A large family of extracellular glycoproteins, called Wnt proteins, are key regulators of bone remodeling and other cellular processes [95–97]. Sclerosteosis, an autosomal recessive disorder characterized by increased bone mass, mainly in the skull and in long bones, results from a mutation in the SOST gene, which codes for sclerostin . A deficiency of sclerostin results in increased Wnt signaling and high bone mass. Transgenic mice that overexpress sclerostin are seen to have low bone mass and increased susceptibility to fractures  while mice deficient in sclerostin show increased bone density . Treatment with sclerostin antibody has been associated with an increase in bone mass and strength in various animal models [101–103]. In a phase I trial in 72 healthy men and postmenopausal women, a single subcutaneous dose of sclerostin antibody was associated with a statistically significant increase in the levels of bone formation markers propeptide of type I procollagen (P1NP), osteocalcin and bone-specific alkaline phosphatase (BSAP), a dose-dependent decrease in bone resorption marker C-telopeptide, and a 5.3% increase in lumbar spine BMD . Antisclerostin antibody seems promising as a potentially effective anabolic agent for the treatment of low bone mass in individuals with CF.
Dickoppf1 (DKK1) is a naturally occurring Wnt pathway antagonist which works by preventing the interaction between two key Wnt pathway coreceptors, LRP5/6 and the frizzled Wnt pathway receptor, which results in inhibition of Wnt signal transduction and impaired bone formation . DKK1 inhibition increases trabecular bone volume and bone formation in rats [106, 107]. Antibodies to dickkopf-1 could be used as an anabolic agent for the treatment of patients with low bone mass.
Activin is a member of the bone morphogenic protein (BMP)/transforming growth factor (TGF)β superfamily of polypeptides and stimulates the release of FSH by the pituitary gland . In bone, activin binds to activin receptor IIA, increases osteoclastogenesis, and is a negative regulator of bone mass.

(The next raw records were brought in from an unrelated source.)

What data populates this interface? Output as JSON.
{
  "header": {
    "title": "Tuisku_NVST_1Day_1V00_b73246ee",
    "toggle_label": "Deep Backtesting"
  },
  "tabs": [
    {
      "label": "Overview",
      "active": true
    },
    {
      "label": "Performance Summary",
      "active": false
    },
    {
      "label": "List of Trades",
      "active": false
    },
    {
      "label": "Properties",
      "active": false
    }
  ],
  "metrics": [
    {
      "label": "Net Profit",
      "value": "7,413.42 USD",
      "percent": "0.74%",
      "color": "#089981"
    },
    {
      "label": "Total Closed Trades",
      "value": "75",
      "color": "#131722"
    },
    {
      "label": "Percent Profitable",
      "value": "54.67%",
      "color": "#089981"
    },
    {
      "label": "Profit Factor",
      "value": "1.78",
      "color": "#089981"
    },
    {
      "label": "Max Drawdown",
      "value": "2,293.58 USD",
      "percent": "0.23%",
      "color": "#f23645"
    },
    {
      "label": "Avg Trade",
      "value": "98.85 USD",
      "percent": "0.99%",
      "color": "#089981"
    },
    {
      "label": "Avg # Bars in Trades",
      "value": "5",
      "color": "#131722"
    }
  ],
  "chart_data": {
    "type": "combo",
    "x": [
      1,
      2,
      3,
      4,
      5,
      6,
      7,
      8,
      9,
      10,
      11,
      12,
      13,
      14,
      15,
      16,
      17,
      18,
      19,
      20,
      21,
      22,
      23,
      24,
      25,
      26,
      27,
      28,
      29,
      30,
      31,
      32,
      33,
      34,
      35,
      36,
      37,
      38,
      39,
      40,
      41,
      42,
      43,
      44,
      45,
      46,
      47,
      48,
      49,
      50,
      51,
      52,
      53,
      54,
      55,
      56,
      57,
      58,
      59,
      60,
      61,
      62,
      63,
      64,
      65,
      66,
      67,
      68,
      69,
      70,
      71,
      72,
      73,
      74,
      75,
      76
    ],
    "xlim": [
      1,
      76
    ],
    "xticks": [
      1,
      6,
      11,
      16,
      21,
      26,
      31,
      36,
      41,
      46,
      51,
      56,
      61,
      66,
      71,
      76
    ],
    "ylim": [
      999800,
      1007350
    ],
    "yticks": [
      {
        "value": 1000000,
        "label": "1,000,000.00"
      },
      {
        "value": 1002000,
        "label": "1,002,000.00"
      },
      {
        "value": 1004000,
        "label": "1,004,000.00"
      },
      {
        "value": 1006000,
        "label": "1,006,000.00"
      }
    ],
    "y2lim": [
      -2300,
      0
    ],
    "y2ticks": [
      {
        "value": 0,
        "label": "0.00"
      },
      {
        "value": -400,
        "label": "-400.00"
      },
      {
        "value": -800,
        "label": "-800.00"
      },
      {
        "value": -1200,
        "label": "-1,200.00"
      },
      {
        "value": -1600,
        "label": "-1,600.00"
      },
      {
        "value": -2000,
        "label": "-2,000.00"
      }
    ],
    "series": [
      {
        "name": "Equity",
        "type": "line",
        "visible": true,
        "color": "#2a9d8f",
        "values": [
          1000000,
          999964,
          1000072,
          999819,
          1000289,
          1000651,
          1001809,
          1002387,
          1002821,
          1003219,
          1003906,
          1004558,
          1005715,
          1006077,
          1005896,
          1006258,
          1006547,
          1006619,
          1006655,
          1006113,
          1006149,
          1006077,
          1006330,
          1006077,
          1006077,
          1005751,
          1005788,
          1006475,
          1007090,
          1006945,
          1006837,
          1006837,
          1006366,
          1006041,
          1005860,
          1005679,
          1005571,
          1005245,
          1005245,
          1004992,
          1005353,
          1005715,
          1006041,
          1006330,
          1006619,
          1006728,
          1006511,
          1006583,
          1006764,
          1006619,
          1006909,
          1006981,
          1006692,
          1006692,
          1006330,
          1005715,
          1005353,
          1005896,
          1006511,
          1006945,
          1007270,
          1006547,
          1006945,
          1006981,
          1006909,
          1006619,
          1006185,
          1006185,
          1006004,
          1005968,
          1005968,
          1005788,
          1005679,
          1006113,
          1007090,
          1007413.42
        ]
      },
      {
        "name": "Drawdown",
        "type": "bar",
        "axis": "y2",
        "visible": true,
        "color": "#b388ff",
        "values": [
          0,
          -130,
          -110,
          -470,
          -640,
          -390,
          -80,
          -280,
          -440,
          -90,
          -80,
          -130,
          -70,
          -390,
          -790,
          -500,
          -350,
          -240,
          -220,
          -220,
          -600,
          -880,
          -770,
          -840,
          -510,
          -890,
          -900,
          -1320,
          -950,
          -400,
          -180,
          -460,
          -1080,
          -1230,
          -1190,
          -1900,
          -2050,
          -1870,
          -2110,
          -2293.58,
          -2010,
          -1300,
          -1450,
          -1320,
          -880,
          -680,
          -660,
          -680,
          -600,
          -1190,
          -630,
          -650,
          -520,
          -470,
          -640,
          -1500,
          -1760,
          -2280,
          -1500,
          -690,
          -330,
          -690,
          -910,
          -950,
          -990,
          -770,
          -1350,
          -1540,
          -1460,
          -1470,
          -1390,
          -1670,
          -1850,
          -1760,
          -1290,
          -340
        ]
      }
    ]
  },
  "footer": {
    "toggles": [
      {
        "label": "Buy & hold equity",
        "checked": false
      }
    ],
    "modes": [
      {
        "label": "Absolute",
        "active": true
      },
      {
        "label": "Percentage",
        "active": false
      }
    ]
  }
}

Its effects on bone formation are more complex and unclear .
ACE-011, a protein formed by fusing soluble activin receptor type II to IgG-Fc, was shown to decreases bone resorption in ovariectomized mice and enhance bone formation in intact animals . Data in cynomolgus monkeys shows a significantly higher BMD and trabecular bone volume after injection of ACE-011 . In phase I trials, the administration of a single dose to 48 postmenopausal women resulted in an increase in levels of bone-specific alkaline phosphatase and a decrease in C-telopeptides . Activin inhibitors hold promise as new anabolic therapy for patients with low bone mass and increased susceptibility for fractures.

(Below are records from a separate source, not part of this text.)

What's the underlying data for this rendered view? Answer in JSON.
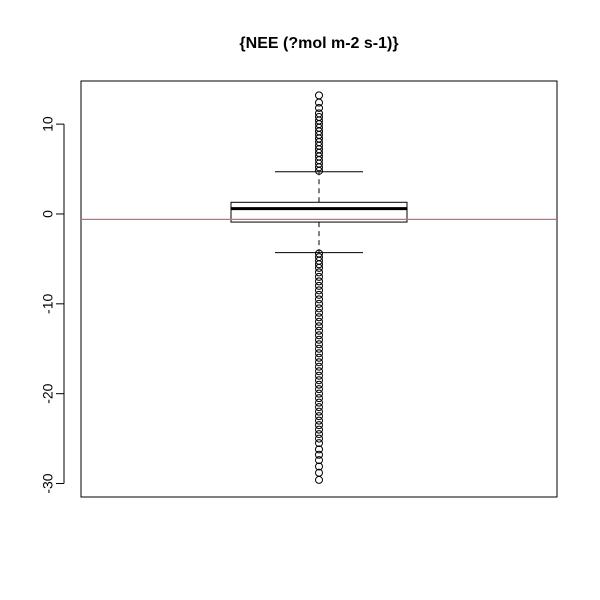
{
  "chart_data": {
    "type": "boxplot",
    "title": "{NEE (?mol m-2 s-1)}",
    "xlabel": "",
    "ylabel": "",
    "ylim": [
      -31.5,
      14.8
    ],
    "y_ticks": [
      10,
      0,
      -10,
      -20,
      -30
    ],
    "y_tick_labels": [
      "10",
      "0",
      "-10",
      "-20",
      "-30"
    ],
    "box": {
      "min_whisker": -4.3,
      "q1": -0.9,
      "median": 0.6,
      "q3": 1.3,
      "max_whisker": 4.7
    },
    "outliers": {
      "upper_sample": [
        4.8,
        5.2,
        5.6,
        6.0,
        6.4,
        6.8,
        7.2,
        7.6,
        8.0,
        8.4,
        8.8,
        9.2,
        9.6,
        10.0,
        10.4,
        10.8,
        11.2,
        11.8,
        12.4,
        13.2
      ],
      "lower_sample": [
        -4.4,
        -4.8,
        -5.2,
        -5.6,
        -6.0,
        -6.5,
        -7.0,
        -7.5,
        -8.0,
        -8.5,
        -9.0,
        -9.5,
        -10.0,
        -10.5,
        -11.0,
        -11.5,
        -12.0,
        -12.5,
        -13.0,
        -13.5,
        -14.0,
        -14.5,
        -15.0,
        -15.5,
        -16.0,
        -16.5,
        -17.0,
        -17.5,
        -18.0,
        -18.5,
        -19.0,
        -19.5,
        -20.0,
        -20.5,
        -21.0,
        -21.5,
        -22.0,
        -22.5,
        -23.0,
        -23.5,
        -24.0,
        -24.5,
        -25.0,
        -25.5,
        -26.2,
        -26.8,
        -27.4,
        -28.1,
        -28.8,
        -29.6
      ]
    },
    "reference_line": {
      "y": -0.6,
      "color": "#e06666"
    },
    "colors": {
      "axis": "#000000",
      "box": "#000000",
      "points": "#000000"
    },
    "grid": false
  }
}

CF-related bone disease is a common complication in the aging CF population. It is multifactorial in origin, affects young individuals, and is associated with significant morbidity. Despite increasing research in the field, numerous questions about pathogenesis and appropriate therapy still remain. A multisystemic, multidisciplinary approach is required to tackle bone disease in the CF population. Various therapies are currently available for treatment of postmenopausal osteoporosis but these have not been studied in individuals with CF. Clinical trial data is especially limited in the pediatric age group. The new Cystic Fibrosis Foundation guidelines for the treatment of bone disease are expected to be published in the next year. Exciting new therapies are currently under development, and investigation and hold promise for reducing the burden of secondary bone disease in individuals with CF.